Christine Beyer, a former New York Stock Exchange floor broker who admitted last year to misusing her access to the NYSE to make illegal trades, has been barred from the securities industry for five years, regulators said. Beyer, one of eight NYSE floor brokers accused of making $11.1 million in illegal trading, settled Securities and Exchange Commission administrative charges in the case by agreeing to the SEC action. She neither admitted nor denied the findings made by the SEC.

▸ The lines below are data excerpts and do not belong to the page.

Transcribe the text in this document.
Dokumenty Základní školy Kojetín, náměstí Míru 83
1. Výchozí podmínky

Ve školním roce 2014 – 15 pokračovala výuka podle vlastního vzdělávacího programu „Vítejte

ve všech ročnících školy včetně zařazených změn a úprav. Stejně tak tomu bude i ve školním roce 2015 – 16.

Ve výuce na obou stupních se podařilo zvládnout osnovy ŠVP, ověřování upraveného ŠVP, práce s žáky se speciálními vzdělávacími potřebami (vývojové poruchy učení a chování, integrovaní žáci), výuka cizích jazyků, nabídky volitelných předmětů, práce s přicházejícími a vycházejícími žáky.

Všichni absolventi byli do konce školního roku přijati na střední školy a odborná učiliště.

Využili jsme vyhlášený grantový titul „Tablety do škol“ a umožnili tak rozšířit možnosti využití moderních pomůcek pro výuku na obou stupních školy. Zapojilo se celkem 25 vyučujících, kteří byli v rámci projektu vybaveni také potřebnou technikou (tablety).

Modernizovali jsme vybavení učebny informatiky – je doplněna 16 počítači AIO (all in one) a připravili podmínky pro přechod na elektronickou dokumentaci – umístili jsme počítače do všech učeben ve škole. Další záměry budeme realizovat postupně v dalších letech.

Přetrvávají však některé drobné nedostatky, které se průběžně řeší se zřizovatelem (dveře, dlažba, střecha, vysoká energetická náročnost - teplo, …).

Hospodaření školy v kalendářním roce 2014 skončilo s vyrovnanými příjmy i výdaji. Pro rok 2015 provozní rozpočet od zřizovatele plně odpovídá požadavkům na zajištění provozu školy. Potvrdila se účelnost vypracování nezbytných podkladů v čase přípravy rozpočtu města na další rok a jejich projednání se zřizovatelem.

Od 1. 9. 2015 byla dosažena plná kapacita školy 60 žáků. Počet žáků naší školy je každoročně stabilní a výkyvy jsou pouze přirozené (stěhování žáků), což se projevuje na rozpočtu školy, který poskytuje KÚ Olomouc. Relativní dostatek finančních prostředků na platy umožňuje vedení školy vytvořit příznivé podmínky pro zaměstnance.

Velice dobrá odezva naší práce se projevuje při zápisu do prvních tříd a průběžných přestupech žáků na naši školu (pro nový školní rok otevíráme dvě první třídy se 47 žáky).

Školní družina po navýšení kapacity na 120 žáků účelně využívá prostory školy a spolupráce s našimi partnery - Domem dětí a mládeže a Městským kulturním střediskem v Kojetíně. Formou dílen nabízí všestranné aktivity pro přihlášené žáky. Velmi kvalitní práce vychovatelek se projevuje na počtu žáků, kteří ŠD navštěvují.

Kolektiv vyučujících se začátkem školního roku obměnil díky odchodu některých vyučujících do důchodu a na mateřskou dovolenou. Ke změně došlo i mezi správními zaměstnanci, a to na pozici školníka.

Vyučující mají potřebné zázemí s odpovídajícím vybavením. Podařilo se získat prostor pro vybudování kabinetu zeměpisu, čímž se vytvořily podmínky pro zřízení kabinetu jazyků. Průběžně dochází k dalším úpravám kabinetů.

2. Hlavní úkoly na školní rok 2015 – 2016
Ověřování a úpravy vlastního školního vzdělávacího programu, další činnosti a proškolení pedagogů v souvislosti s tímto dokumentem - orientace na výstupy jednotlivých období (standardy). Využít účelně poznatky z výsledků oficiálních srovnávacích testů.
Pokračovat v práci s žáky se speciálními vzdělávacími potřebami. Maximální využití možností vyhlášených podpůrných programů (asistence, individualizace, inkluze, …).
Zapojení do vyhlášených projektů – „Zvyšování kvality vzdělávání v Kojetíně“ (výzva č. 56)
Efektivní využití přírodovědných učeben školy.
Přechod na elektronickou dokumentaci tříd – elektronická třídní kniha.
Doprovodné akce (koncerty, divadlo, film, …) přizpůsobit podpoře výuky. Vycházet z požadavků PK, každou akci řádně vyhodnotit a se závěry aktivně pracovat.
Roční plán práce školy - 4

General Motors chief executive John F. Smith Jr. said auto sales will decline somewhat in 2000 from this year's record pace, but he predicted a good year overall. Industry analysts expect 1999 U.S. sales to finish at about 16.5 million vehicles, up from 15.5 million in 1998, and to drop to about 16 million vehicles in 2000. Some analysts believe the market may be peaking, as evidenced by heavier consumer discounts.
Axa of France, the world's largest insurance company, said first-half profit rose 27 percent, to $1.24 billion, as gains on investments soared.
Safeway said fiscal third-quarter profit rose 15 percent, to $223.4 million. The earnings worked out to 44 cents a share, which matched the average estimate of analysts surveyed by First Call but was less than predictions of 46 cents posted on the Web site StreetIQ.com. Safeway's stock fell $4.18 3/4, or 9.9 percent, to $38.06 1/4 on the New York Stock Exchange.